Impact on Development Speed
Balancing Security and Agility: Developers value security measures that are seamlessly integrated into the development cycle. This allows for efficient development without compromising on speed or agility. Implement security processes that strike a balance between robust protection and minimal disruption to the development workflow.
Early Involvement: It is crucial to incorporate security considerations from the outset of the development process to minimise extensive rework and delays in the future.
Importance of Incident Detection and Response
Preparedness for Security Incidents: Developers should recognise the need for a robust incident response plan to quickly and effectively address security breaches. They should also ensure that their applications and systems can log security events and generate alerts for suspicious activities.
Swift Incident Response: It is important to have a well-defined incident response plan in place. It is crucial for developers to be well-versed in the necessary steps to take when they detect a security breach, including containment, eradication, and recovery procedures.
5. Supply Chain Security and Patch Management
Third-Party Risks and Software Integrity: Developers must diligently vet and update third-party components. To effectively prevent the introduction of malicious code, robust measures must be implemented to verify software integrity and updates. This includes mandating cryptographic signing for all software releases and updates.

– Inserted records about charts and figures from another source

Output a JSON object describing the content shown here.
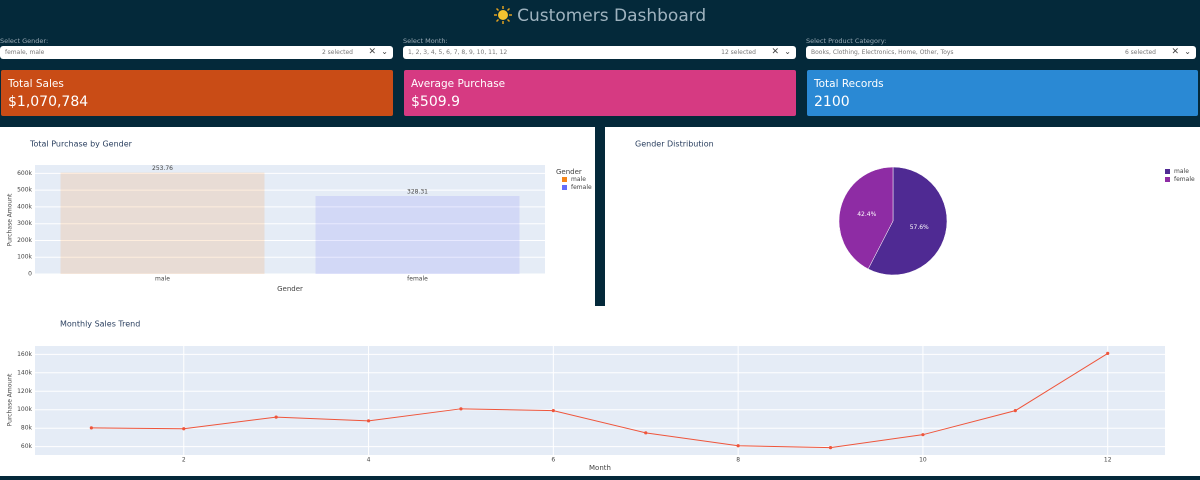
{
  "header": {
    "title": "Customers Dashboard"
  },
  "filters": [
    {
      "label": "Select Gender:",
      "value": "female, male",
      "count": "2 selected"
    },
    {
      "label": "Select Month:",
      "value": "1, 2, 3, 4, 5, 6, 7, 8, 9, 10, 11, 12",
      "count": "12 selected"
    },
    {
      "label": "Select Product Category:",
      "value": "Books, Clothing, Electronics, Home, Other, Toys",
      "count": "6 selected"
    }
  ],
  "kpis": [
    {
      "label": "Total Sales",
      "value": "$1,070,784",
      "color": "#c94c16"
    },
    {
      "label": "Average Purchase",
      "value": "$509.9",
      "color": "#d63a82"
    },
    {
      "label": "Total Records",
      "value": "2100",
      "color": "#2a89d4"
    }
  ],
  "chart_data": [
    {
      "type": "bar",
      "title": "Total Purchase by Gender",
      "x_label": "Gender",
      "y_label": "Purchase Amount",
      "legend_title": "Gender",
      "categories": [
        "male",
        "female"
      ],
      "series": [
        {
          "name": "male",
          "color": "#f58518",
          "values": [
            605000,
            null
          ]
        },
        {
          "name": "female",
          "color": "#636efa",
          "values": [
            null,
            465000
          ]
        }
      ],
      "annotations": [
        "253.76",
        "328.31"
      ],
      "ylim": [
        0,
        650000
      ],
      "yticks": [
        0,
        {
          "value": 100000,
          "label": "100k"
        },
        {
          "value": 200000,
          "label": "200k"
        },
        {
          "value": 300000,
          "label": "300k"
        },
        {
          "value": 400000,
          "label": "400k"
        },
        {
          "value": 500000,
          "label": "500k"
        },
        {
          "value": 600000,
          "label": "600k"
        }
      ],
      "grid": true,
      "legend": "top-right"
    },
    {
      "type": "pie",
      "title": "Gender Distribution",
      "categories": [
        "male",
        "female"
      ],
      "values": [
        57.6,
        42.4
      ],
      "value_labels": [
        "57.6%",
        "42.4%"
      ],
      "colors": [
        "#4f2a93",
        "#8e2ca4"
      ],
      "legend": "top-right"
    },
    {
      "type": "line",
      "title": "Monthly Sales Trend",
      "x_label": "Month",
      "y_label": "Purchase Amount",
      "x": [
        1,
        2,
        3,
        4,
        5,
        6,
        7,
        8,
        9,
        10,
        11,
        12
      ],
      "series": [
        {
          "name": "Purchase Amount",
          "color": "#ef553b",
          "values": [
            80400,
            79400,
            92000,
            88000,
            101000,
            99000,
            75000,
            61000,
            59000,
            73000,
            99000,
            161000
          ]
        }
      ],
      "xlim": [
        0.39,
        12.62
      ],
      "xticks": [
        2,
        4,
        6,
        8,
        10,
        12
      ],
      "ylim": [
        51000,
        169000
      ],
      "yticks": [
        {
          "value": 60000,
          "label": "60k"
        },
        {
          "value": 80000,
          "label": "80k"
        },
        {
          "value": 100000,
          "label": "100k"
        },
        {
          "value": 120000,
          "label": "120k"
        },
        {
          "value": 140000,
          "label": "140k"
        },
        {
          "value": 160000,
          "label": "160k"
        }
      ],
      "grid": true
    }
  ]
}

Timely and bug-free Updates: It is essential to ensure that all software components, including third-party libraries, are promptly updated with the latest security patches. Developers must establish a robust process to track, test, and apply these updates without delay.
Automated Patch Deployment: Automating the patch management process can reduce the risk of human error and ensure that updates are applied consistently across all systems.
Continuous Improvement
Regular Security Audits: Regular security audits and assessments effectively identify and address vulnerabilities before they can be exploited.
Feedback Loops: Integrating feedback loops to analyse past incidents and strengthen security practices can significantly elevate the overall security posture over time.
In conclusion, the recent IT outage resulting from the CrowdStrike incident unequivocally emphasizes the critical need for robust cybersecurity in software development. Implementing secure coding practices, fostering collaboration between development, security, and operations teams, and giving paramount importance to proactive incident response and patch management can undeniably elevate system security. Regular security audits and continuous improvement are imperative to stay ahead in the ever-evolving digital landscape. Looking ahead, the insights drawn from this incident should galvanise a unified effort to seamlessly integrate security into the software development lifecycle, thereby ensuring the resilience and reliability of digital systems against emerging threats.